NO to Wind Farm - appeal bid thrown out

This will NOT be the scene at Edithmead after the appeal was refused.

This will NOT be the scene at Edithmead after the appeal was refused.

First published in Burnham by

BRENT Knoll villagers and councillors were celebrating today (Tuesday) after learning the appeal bid to build a wind farm in near the Knoll has been turned down.

Renewable energy company Ecotricity lodged the appeal after Sedgemoor District Council originally rejected plans to construct five wind turbines at land at Inner Farm in Edithmead.

A two-week long public inquiry began in November and a decision was finally reached yesterday as the Weekly News went to press.

Deputy mayor, Cllr Neville Jones speaking on behalf of Burnham and Highbridge town council said he was "extremely pleased" with the outcome and was glad the planning inspector agreed with the authority's viewpoint.

He told the Weekly News: "We felt the proposed sighting of the wind farm was damaging to the environment and as it would have been the first major landmark seen by people heading south from the Midlands, it would have desecrated the landscape.

"We are not against the idea in principal and perhaps they will now find an alternative site for the turbines."

Sedgemoor District Council issued the following statement: "We are pleased that the inspectorate agreed with the original decision of the Development Control Committee - it was the right development in the wrong location.

"The scheme particularly detracted from the village of Brent Knoll and the Knoll itself and the inspector rightly recognised this.

"Sedgemoor District Council supports the promotion of alternative forms of energy but these should be in appropriate locations where their impact is kept to a minimum."

A 35-page document issued by planning inspector Robin Brookes outlines why the appeal was rejected with four main issues highlighted.

The first cites the "contribution to renewable energy", the second refers to the "impact on character and appearance of the landscape", the third reason is the "effect on residents' living conditions", and the final issue points out the "effect on listed buildings and scheduled ancient monuments".

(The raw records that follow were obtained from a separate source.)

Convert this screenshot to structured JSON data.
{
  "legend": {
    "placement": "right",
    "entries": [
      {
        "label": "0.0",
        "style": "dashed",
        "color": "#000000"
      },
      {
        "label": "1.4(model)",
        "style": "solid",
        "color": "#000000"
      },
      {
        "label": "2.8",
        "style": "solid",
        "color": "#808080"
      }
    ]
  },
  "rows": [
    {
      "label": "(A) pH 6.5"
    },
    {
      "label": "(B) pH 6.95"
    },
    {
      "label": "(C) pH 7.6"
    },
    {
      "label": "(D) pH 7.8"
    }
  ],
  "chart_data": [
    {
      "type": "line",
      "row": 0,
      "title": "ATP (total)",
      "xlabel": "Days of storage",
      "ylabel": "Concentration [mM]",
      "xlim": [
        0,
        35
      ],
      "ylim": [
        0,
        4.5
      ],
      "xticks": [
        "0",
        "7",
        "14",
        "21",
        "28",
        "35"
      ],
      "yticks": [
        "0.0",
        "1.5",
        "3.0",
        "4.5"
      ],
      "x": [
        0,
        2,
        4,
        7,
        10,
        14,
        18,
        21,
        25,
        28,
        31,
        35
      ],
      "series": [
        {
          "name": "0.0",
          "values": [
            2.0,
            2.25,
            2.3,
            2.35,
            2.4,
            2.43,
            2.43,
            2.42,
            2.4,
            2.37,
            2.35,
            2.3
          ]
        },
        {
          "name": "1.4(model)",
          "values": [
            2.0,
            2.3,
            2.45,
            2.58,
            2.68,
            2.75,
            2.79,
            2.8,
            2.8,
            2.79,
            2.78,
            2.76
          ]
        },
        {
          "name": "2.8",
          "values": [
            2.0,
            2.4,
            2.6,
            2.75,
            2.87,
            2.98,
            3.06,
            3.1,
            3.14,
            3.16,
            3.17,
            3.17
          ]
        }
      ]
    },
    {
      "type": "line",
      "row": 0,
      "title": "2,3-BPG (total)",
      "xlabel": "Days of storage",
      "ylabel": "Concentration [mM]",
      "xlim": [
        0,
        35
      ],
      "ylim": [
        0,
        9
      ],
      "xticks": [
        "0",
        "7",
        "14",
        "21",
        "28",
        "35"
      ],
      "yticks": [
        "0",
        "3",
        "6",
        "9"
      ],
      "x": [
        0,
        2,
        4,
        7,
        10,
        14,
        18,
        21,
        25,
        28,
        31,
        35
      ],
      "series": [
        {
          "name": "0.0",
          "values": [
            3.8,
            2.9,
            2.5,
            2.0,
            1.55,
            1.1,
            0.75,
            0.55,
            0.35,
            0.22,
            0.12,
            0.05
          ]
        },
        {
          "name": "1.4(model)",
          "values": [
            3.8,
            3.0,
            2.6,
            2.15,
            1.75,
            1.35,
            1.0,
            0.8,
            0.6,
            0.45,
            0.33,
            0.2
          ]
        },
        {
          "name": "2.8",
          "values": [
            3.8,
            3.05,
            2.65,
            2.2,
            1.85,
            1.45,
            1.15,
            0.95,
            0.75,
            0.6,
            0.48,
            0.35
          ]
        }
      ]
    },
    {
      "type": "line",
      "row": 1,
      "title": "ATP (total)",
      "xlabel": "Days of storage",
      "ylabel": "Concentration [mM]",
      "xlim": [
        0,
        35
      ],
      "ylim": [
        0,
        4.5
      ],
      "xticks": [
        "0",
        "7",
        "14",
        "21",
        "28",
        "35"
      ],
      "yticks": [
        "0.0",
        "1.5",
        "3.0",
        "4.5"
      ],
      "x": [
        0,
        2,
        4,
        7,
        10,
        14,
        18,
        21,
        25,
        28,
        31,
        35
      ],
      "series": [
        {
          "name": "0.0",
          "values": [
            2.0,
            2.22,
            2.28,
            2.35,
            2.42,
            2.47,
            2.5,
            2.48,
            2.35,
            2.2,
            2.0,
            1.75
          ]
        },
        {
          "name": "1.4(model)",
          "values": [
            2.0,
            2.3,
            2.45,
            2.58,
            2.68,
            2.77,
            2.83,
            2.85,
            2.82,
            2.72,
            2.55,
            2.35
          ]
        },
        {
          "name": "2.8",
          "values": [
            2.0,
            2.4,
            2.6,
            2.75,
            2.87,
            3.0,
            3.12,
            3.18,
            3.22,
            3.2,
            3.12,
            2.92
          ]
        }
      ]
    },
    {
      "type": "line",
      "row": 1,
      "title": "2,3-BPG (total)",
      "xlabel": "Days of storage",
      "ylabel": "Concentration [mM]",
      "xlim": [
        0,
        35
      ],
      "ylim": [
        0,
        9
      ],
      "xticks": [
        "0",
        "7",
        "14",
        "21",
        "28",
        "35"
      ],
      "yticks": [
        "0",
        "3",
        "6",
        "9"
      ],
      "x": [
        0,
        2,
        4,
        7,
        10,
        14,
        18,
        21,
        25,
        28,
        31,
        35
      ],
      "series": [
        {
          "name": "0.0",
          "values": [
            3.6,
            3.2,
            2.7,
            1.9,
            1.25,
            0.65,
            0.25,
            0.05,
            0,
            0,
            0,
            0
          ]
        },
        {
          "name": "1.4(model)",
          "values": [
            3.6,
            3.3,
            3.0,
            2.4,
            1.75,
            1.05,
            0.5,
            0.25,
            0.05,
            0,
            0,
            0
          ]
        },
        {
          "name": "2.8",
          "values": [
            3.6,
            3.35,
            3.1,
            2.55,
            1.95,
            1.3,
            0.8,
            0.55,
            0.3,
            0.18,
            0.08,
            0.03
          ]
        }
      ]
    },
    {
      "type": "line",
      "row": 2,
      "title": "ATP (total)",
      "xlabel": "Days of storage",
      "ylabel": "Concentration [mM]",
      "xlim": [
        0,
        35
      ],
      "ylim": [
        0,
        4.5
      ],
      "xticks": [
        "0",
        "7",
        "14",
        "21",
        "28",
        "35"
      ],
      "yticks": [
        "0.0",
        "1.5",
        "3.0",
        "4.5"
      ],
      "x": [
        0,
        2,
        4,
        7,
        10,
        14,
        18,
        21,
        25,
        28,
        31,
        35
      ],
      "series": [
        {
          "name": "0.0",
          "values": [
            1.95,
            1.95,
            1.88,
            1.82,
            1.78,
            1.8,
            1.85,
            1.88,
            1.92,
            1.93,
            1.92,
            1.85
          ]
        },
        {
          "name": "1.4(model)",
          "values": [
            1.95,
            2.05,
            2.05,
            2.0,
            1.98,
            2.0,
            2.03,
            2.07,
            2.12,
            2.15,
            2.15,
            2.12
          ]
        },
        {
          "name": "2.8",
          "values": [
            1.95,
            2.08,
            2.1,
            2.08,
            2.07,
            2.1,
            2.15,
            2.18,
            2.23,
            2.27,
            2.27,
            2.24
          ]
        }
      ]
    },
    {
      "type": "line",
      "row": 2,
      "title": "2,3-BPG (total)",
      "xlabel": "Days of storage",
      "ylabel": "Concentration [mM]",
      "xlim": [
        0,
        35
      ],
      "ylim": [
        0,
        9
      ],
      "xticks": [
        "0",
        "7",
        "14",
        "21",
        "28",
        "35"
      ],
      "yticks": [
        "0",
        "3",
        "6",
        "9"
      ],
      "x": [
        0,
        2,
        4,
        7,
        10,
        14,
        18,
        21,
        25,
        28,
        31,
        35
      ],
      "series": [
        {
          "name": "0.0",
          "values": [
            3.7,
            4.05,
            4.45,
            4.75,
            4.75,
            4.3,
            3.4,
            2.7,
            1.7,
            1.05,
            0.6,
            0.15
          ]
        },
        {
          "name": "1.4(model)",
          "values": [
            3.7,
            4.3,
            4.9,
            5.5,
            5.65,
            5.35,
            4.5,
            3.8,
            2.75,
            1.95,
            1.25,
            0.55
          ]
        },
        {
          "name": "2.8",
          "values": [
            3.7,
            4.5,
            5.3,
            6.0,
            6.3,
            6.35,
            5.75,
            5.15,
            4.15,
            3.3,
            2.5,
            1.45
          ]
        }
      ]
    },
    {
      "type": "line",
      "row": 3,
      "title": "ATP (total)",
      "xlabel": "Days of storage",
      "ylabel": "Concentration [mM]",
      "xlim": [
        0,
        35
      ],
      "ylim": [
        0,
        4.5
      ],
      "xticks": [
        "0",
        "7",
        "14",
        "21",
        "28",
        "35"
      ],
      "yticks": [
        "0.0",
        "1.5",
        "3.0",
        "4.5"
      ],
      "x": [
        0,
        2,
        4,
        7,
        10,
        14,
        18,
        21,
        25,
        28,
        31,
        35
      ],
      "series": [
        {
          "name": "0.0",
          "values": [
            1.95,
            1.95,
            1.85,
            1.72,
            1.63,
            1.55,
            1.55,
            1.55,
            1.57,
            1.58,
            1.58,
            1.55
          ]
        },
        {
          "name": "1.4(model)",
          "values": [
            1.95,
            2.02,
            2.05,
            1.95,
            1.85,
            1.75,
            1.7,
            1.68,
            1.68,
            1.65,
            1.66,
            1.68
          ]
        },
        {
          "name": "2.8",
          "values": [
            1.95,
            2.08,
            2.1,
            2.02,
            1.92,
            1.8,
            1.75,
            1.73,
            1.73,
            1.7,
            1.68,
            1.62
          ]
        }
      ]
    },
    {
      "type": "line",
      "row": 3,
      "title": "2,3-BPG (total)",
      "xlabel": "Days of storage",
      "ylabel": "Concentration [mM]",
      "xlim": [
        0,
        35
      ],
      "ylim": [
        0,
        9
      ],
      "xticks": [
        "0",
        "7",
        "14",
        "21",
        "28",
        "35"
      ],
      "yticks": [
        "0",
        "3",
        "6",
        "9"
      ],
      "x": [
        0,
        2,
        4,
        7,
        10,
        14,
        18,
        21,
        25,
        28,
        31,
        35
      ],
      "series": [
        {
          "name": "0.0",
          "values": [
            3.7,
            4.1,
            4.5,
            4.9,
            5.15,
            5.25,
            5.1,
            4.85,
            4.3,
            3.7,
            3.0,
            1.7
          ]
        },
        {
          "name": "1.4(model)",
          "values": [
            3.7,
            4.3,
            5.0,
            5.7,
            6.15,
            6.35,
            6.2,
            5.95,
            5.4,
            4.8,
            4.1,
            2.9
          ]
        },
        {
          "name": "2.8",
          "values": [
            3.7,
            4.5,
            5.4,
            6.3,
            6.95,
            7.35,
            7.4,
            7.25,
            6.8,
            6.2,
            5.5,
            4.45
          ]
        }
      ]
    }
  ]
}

Brent Knoll parish council clerk Michael Endacott said: "The parish council welcomes the decision and sees it as a vindication of the joint case put forward at the inquiry."

Ecotricity founder and managing director Dale Vince said the decision makes "a mockery" out of the Government's renewable energy targets.

He said: "Naturally we're very disappointed. How are we ever going to fight climate change if we can't build turbines in places not designated areas of natural beauty?

"If the Government doesn't get to grips with the planning system this will never be reached. It would be easier for us to get permission to build a nuclear power station. It's a ridiculous situation."